The gist of it is that Jindal believes that our students are ill-prepared for 4 year colleges and we would be better served sending them to technical colleges. I can't even begin to express how screwed up that thinking is - basically, it's like he's saying "this is the best Louisiana can do" as he shrugs his shoulders.
I have to say that Jindal has come through in some ways in North Louisiana from an economic development perspective - sort of. The two big developments (getting Foster Farms to buy a chicken processing plant and the V Vehicle factory) are notable, but let's be honest here - the state paid around $36 million dollars to help subsidize the purchase of the plant and so far there have been no jobs created from the V Vehicle plant (which is really a crap shoot - it could be a successful venture or it could end up failing completely). And some would point out that both of these still don't replace all the jobs lost by the Guide plant and the Pilgrim's Pride plant (as well as the Start Farm operations center - although in all fairness that happened before he took office) closing. So, the end result is the state had to spend money bandaging a gaping wound in our ability to keep our citizenry employed, and the reaction is to cut off education at the knee caps? Maybe we don't all want to work at an auto plant or at a chicken processing plant - maybe we want to be doctors, lawyers, scientist, artists?

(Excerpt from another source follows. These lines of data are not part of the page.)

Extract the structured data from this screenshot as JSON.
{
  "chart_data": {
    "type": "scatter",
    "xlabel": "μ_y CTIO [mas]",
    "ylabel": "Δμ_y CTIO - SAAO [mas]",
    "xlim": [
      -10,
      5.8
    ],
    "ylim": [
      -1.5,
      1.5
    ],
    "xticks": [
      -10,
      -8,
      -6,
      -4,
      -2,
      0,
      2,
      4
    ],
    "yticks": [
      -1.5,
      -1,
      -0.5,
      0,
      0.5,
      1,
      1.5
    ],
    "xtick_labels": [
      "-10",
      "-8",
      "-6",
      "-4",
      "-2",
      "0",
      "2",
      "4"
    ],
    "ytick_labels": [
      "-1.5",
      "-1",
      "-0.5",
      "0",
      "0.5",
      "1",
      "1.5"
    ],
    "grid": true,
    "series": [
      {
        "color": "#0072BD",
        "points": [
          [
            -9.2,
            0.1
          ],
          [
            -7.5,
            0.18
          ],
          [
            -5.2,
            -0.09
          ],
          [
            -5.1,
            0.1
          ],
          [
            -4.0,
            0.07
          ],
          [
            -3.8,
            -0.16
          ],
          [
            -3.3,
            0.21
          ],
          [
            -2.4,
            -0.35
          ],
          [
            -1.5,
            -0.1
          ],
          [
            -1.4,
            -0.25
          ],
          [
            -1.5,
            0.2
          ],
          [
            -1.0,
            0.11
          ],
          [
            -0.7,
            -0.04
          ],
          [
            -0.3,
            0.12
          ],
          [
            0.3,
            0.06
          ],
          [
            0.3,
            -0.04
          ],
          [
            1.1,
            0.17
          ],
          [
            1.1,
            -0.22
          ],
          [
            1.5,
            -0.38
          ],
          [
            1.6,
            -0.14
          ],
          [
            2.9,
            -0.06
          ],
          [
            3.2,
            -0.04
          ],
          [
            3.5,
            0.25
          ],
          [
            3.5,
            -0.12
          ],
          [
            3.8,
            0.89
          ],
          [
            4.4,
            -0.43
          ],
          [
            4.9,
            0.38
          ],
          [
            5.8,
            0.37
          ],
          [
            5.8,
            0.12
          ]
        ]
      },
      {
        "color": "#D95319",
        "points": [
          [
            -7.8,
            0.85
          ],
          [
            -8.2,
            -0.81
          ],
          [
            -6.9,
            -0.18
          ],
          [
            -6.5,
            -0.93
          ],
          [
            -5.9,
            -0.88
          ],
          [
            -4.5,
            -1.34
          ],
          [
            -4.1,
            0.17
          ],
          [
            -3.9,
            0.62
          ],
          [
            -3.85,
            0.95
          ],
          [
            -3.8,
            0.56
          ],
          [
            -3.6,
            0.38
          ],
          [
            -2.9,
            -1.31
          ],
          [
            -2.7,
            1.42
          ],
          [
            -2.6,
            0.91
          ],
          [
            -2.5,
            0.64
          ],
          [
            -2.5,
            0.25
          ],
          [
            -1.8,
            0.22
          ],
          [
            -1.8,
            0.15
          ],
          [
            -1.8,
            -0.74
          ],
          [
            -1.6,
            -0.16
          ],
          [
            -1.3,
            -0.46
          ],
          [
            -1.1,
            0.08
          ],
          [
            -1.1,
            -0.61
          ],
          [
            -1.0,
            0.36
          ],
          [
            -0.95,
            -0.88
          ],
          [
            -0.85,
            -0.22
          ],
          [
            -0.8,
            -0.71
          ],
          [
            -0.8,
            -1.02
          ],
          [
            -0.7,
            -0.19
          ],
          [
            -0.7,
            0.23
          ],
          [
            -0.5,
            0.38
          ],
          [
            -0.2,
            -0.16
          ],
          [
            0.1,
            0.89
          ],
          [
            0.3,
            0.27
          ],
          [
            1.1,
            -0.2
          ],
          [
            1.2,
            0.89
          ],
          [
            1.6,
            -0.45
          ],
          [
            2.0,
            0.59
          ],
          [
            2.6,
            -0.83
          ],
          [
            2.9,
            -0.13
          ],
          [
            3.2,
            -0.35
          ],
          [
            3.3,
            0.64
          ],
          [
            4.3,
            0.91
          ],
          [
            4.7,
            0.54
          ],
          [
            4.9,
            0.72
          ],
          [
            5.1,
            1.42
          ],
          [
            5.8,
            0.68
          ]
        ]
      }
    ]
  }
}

Right now colleges across the state (not just LSU) are looking at a fourth consequetive round of budget cuts. Here's a quick breakdown:
- January 2009 - colleges were cut by $55 million
- June 2009 - additional cuts at almost $110 million
- January 2010 - Jindal asks for ways to cut at least $146 million more for the 2010-2011 fiscal year
Money is not everything, but you do need to spend something at least - it just seems that we are spending money on trying to keep industrial jobs in the area in a post-industrial era while slashing any opportunities we might have to create new and better paying jobs. Bobby Jindal, if you think we're too stupid to go to four-year universities, the solution is not telling us we need to go to technical or community colleges, it's improving all education from pre-K up. Any LSU graduate could tell you that.
Update: Because of the budget cuts, there will be a total of 484 faculty members who will lose their jobs at LSU alone. To keep things in perspective, LSU currently has approximately 1300 faculty members - that constitutes a 37% reduction in force. And of course, that's not even taking into account any staff reductions which may occur.
(Source: The Advcate, January 23, 2010 - http://www.2theadvocate.com/news/82467112.html)
One day, the rest of you will listen to me when I tell you who to vote for! I'm not a radical, you know. I just see the future. In my crystal ball. Smokey!
It's been no secret for decades that our state's education system is a joke, present company excluded.
Sounds to me that Jindal's trying to find a real solution to the ongoing brain drain and balance the budget, rather than promising to turn the state into a shining beacon of hope and prosperity.
Granted, this sort of talk goes over like Carter's 'wear a sweater' speech, but tightening is what's needed.
All Your Who Dat Are Belong To Us
At least Jindal's coming down on the sensible side of the Who Dat! trademark controversy.
Saw a Jindal interview this morning in which he was asked repeatedly about Landrieu's claim that he requested she hold out for the $300 million new Louisiana Purchase addendum to the Health Care bill.
He repeatedly went out of his way to dodge the question and never refuted the claim.
Props to Landrieu for throwing Jindal under the political bus. Props to Brien for calling it like it is. Throw the bums out.